As mulheres têm ciclos. Hormônios fazem com que, ao longo de um mês, elas passem por mudanças físicas e emocionais. Mas, em uma sociedade que exige que as pessoas estejam sempre bem e eficientes, elas são obrigadas a atropelar essas exigências. Sofrem com cólicas menstruais, veem-se diante de termos pejorativos como TPM (a tensão pré-menstrual) e, muitas vezes, são ensinadas a sentirem nojo da própria menstruação.
Algumas mulheres, no entanto, tentam reverter essa lógica. Procuram adequar a rotina ao ciclo, conectar-se à própria natureza e se ver como parte dela. Para tanto, usam coletor menstrual e calcinhas absorventes — em vez de absorventes descartáveis — e até devolvem sangue à terra, em um ritual que chamam de “plantar a lua”. E, principalmente, procuram reconhecer os próprios padrões de comportamento ao longo do ciclo por meio de anotações.
Os ciclos femininos já estiveram diretamente ligados à natureza. No entanto, essa ligação foi perdida por causa da tecnologia e das mudanças culturais. “Arqueólogos e historiadores desconfiam que, inicialmente, a ovulação era condicionada à luz da lua. Como não existia luz elétrica, quando a lua ficava cheia, a maior disponibilidade de luz fazia as mulheres ovularem. Consequentemente, durava o ciclo lunar”, explica Nikole França, terapeuta integrativa em fitoginecologia.
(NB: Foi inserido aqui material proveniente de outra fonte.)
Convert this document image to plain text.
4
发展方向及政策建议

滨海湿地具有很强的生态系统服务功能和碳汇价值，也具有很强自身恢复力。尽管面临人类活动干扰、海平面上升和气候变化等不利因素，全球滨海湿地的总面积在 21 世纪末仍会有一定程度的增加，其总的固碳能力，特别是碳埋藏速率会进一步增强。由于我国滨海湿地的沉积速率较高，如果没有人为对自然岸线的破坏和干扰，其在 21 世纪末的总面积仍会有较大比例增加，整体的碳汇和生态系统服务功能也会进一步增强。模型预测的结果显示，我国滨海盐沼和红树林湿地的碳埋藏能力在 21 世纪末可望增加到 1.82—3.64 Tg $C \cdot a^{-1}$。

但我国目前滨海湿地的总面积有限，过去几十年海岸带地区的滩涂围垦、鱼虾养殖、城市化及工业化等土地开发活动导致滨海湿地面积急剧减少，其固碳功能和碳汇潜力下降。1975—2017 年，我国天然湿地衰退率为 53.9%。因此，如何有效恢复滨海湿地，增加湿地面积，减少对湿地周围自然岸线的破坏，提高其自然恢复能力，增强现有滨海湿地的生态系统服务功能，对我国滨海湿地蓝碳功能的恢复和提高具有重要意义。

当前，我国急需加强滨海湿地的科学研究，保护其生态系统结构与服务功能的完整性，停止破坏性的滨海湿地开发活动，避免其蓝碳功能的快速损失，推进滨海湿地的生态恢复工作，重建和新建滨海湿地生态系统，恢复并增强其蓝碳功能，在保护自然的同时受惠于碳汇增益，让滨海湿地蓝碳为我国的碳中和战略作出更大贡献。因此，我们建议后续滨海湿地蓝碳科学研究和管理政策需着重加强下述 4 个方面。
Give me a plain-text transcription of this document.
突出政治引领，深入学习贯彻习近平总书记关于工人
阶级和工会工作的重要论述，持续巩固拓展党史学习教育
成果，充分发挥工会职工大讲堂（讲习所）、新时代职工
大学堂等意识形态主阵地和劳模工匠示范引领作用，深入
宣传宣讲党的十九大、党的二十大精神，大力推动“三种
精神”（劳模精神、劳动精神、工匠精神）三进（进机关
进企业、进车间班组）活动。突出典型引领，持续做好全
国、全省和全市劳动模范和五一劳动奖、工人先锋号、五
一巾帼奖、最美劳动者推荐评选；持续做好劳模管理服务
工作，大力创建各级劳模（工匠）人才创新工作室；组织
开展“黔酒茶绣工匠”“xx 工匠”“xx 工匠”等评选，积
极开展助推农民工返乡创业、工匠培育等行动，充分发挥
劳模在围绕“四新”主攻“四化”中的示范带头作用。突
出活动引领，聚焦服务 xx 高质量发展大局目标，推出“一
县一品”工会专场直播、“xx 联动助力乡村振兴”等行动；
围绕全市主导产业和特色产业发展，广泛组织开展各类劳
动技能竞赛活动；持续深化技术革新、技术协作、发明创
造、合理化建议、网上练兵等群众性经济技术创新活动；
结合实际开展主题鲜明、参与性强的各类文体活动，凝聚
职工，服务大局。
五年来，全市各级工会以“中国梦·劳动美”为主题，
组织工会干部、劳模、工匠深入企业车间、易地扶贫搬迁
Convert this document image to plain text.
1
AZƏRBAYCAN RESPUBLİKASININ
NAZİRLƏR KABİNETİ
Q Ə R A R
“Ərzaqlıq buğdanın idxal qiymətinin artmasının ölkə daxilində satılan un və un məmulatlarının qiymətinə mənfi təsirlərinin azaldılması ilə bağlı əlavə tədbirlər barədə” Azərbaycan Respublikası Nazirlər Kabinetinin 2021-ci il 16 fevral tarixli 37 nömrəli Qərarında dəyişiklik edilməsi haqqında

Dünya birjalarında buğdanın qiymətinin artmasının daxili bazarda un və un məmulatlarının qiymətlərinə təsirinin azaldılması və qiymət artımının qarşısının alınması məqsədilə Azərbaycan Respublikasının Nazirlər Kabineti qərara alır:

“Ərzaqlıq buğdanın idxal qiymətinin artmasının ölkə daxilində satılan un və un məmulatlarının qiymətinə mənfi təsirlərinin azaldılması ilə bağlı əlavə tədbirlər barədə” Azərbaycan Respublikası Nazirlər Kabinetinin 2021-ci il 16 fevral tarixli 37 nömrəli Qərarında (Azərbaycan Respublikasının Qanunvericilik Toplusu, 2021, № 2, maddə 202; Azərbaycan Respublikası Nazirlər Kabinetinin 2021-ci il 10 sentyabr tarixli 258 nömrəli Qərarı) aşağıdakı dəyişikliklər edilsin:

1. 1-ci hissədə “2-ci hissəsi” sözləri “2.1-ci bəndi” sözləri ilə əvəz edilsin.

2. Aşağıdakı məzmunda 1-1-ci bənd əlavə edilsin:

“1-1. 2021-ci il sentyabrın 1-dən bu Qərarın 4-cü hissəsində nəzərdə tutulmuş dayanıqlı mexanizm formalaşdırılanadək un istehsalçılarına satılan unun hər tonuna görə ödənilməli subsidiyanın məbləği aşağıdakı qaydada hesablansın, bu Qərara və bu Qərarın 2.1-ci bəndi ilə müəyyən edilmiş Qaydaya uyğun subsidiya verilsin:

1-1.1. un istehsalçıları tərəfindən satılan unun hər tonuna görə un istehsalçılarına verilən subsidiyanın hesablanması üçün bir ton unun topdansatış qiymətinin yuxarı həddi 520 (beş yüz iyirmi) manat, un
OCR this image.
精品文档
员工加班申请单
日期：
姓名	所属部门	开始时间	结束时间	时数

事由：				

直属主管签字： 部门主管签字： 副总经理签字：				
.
Ela explica que isso não significa que a mulher precise tentar, novamente, regular o próprio ciclo com o da lua — ela é apenas um símbolo sobre como funcionam as fases femininas. “Serve para entender qual é a tendência das nossas energias. E os ciclos se transformam, também. Justamente por isso, é uma ferramenta interessante de entender o mundo interno. Por que eu troquei de lua? Os padrões existem dentro das subjetividades individuais, mas, quanto mais conectada e se conhecendo, menos misteriosas as flutuações serão”, afirma.
Plantar a lua
Mel Torezani, 22 anos, terapeuta holística e tutora nutrimind, achava nojento menstruar. Era um assunto sobre o qual a família dela simplesmente não conversava. Hoje, usa coletor menstrual, absorvente de pano e planta a lua dela. Cientificamente, o sangue é um ótimo fertilizante. O nitrogênio, o potássio e o fósforo presentes nele são bom nutrientes para as plantas. “Ritualizar a minha menstruação, algo que estava dentro de mim, me faz ver o sangue como algo sagrado. E como uma oportunidade de fluir. A gente pode imaginar que sai junto nossas dores, nossas questões mal resolvidas.”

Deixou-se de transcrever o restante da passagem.